Het Groot Keienboek is een zeer gedetailleerde catalogus van alle typen zwerfstenen met een Scandinavische oorsprong die je in Nederland kunt aantreffen. De vele foto’s geven het boek, naast inhoudelijke diepgang en volledigheid, ook een schoonheid mee die je zelden ziet in boeken. De minieme verschillen in kleurschakeringen van de keien maken elke bladzijde weer een feest voor het oog. Het boek is behalve voor de geoloog en fysisch geograaf ook een aanrader voor de wandelaar die af en toe een kei oppakt en benieuwd is naar de biografie ervan.

Eerst wordt ‘De grootste transportonderneming aller tijden’ (het ijs) beschreven, waarna een uitgebreide inleiding volgt over zwerfstenen en hun herkomst. Ook de indeling van de gesteenten en de mineralen die de gesteenten vormen, komt aan bod. Pas na zo’n 100 pagina’s begint het deel met meer dan 2400 foto’s en beschrijvingen van de afzonderlijke gesteenten.

Om in navolging van P. van der Lijn een nieuw keienboek te maken en dat ook nog Het Groot Keienboek te noemen, vraagt durf. Maar het resultaat mag er zijn. Harry Huisman en Marja Braaksma stellen de wandelaar in Noord-Nederland wel voor een dilemma: nemen we hun zware boek mee het veld in of nemen we de verzamelde zwerfstenen mee naar huis om naam en herkomst van de stenen te achterhalen.

Door Dan Assendorp

Rampennationalisme

  • Meijer, F. Verbonden door rampspoed. Rampen en natievorming in negentiende-eeuws Nederland. Verloren, 254 p., € 25.
  • Jensen, L. Wij en het water. Een Nederlandse geschiedenis. De Bezige Bij, 295 p., gebonden, € 35.

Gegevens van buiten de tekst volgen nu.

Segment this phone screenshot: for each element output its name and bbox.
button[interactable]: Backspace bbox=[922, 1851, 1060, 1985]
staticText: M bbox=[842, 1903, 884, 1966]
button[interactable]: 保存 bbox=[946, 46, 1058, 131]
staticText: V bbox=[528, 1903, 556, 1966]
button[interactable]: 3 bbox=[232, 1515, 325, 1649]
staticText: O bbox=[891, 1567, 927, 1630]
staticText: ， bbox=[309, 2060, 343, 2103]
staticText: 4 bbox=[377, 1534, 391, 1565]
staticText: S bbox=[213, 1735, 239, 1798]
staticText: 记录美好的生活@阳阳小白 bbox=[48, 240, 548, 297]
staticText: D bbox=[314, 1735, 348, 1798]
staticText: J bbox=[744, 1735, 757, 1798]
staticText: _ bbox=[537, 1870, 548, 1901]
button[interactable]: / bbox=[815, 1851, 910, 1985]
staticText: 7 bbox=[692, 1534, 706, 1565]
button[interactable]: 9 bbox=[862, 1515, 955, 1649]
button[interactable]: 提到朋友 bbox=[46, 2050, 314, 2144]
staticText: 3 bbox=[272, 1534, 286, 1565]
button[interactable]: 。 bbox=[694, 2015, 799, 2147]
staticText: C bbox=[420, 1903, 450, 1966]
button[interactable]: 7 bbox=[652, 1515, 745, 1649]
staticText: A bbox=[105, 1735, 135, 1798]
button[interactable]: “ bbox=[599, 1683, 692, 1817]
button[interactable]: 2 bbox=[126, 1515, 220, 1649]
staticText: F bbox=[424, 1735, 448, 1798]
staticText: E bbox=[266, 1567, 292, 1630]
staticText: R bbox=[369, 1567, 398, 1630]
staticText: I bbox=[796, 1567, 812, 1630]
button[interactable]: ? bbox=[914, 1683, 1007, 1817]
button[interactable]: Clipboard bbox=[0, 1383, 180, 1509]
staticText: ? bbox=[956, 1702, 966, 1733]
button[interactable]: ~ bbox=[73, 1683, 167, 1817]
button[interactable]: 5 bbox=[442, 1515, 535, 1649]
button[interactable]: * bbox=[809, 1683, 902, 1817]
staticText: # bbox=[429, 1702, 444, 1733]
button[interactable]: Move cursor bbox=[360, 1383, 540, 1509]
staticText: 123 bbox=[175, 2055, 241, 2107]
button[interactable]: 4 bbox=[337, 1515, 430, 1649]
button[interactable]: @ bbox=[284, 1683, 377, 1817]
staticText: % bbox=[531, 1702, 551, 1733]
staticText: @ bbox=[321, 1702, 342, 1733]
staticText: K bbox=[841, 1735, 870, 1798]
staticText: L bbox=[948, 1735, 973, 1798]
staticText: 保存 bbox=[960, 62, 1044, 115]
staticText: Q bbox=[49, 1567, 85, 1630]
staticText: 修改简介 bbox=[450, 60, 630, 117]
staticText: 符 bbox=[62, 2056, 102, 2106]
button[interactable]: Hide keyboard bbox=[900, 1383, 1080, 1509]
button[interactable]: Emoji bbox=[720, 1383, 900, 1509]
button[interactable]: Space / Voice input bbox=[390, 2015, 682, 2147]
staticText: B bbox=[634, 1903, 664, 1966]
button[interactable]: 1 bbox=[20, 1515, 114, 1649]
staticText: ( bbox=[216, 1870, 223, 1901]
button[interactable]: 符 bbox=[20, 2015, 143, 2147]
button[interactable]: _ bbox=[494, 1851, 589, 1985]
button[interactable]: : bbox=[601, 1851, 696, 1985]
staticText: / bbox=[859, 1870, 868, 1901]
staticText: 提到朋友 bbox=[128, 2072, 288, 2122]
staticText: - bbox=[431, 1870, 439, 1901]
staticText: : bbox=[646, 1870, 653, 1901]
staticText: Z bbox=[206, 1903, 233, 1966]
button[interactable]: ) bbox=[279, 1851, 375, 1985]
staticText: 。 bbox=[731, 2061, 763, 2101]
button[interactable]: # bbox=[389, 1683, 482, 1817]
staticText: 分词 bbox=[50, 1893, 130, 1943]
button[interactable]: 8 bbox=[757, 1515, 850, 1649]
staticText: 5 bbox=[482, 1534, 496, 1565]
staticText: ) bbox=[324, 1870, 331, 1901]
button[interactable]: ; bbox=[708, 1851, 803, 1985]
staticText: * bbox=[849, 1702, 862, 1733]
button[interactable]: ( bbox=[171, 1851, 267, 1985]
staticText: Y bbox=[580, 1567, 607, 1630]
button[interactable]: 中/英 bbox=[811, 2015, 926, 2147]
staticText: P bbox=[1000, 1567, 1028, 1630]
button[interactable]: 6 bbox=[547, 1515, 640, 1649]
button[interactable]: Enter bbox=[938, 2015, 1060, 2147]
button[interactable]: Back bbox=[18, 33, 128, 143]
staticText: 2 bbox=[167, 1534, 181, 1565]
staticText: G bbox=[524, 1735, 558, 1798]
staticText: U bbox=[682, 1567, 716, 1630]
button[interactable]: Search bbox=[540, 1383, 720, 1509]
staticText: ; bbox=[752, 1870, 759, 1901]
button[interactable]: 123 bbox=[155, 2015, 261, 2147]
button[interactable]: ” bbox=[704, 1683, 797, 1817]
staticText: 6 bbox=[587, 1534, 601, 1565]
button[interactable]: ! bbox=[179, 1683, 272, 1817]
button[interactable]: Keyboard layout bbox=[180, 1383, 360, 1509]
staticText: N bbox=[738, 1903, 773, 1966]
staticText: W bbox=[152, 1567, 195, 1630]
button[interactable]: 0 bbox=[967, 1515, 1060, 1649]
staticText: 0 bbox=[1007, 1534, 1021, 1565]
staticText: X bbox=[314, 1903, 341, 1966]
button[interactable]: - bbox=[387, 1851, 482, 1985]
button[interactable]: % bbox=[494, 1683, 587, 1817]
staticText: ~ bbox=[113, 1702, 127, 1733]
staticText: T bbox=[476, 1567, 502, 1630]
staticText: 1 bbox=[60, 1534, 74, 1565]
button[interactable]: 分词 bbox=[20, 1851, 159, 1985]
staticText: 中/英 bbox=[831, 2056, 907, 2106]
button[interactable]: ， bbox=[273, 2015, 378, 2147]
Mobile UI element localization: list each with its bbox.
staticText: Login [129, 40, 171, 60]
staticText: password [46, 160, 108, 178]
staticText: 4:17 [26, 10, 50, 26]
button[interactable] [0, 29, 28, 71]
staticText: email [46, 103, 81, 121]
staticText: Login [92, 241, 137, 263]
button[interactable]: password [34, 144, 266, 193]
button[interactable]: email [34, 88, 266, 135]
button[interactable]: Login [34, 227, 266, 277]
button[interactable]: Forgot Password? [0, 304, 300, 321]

Liefdadigheid, zo merkte aardrijkskundedocent Hendrik Blink in 1892 op, was onderdeel van het ‘Nederlandsch volkskarakter’. Die volksdeugd zag je na grote rampen, zoals een overstroming. Hoewel het water slechts een deel van de Nederlanders trof, zouden alle inwoners met de slachtoffers meeleven en mee-lijden. Ook ver buiten het rampgebied werden zij op de hoogte gebracht door predikanten, burgemeesters, dichters en publicisten. Kranten publiceerden ooggetuigenverslagen en tekeningen van de koning die het getroffen gebied bezocht. Een lokale of regionale calamiteit werd zo een nationale ramp, waarvoor mensen hun beurzen trokken. Na de stormvloed van februari 1825, waarin bijna 400 mensen verdronken (vooral aan de Zuiderzeekust van Overijssel), brachten zij ruim twee miljoen gulden bijeen – destijds een fenomenaal bedrag. Kortom: Nederland groeide in de loop van de 19e eeuw uit tot een nationale ‘communicatiegemeenschap’, een ‘gevoelsgemeenschap’.

Het citaat van Blink ontleen ik aan het proefschrift van Fons Meijer, een Nijmeegs historicus die afgelopen juni promoveerde op Verbonden door rampspoed. Hij onderzoekt hoe rampen, vooral stormvloeden en rivieroverstromingen, bijdroegen aan het ontstaan van de natie in de 19e eeuw. ‘Op welke manieren’, preciseert hij zijn onderzoeksvraag, ‘grepen Nederlanders in de negentiende eeuw rampen aan om nationale identificaties te creëren en te bestendigen en vorm te geven aan een cultuur van nationale saamhorigheid?’ Zijn slotzin vat zijn conclusie samen: ‘Rampennationalisme bouwde mee aan het fundament waarop de natiestaat uiteindelijk stevig kon steunen.’ Maar de manier waarop dat gebeurde, veranderde in de loop van de 19e eeuw wel. Aanvankelijk werd de Nederlandse natie verbeeld als één harmonieus huisgezin, geleid door een vaderlijke Oranjevorst. Tegen 1900 trad segmentatie van dat beeld op, hand in hand met de beginnende verzuiling. Ook regionaal waren er verschillen: in het verstedelijkte Holland leefde rampennationalisme meer dan elders, afgemeten aan de opbrengsten van collectes per hoofd van de bevolking.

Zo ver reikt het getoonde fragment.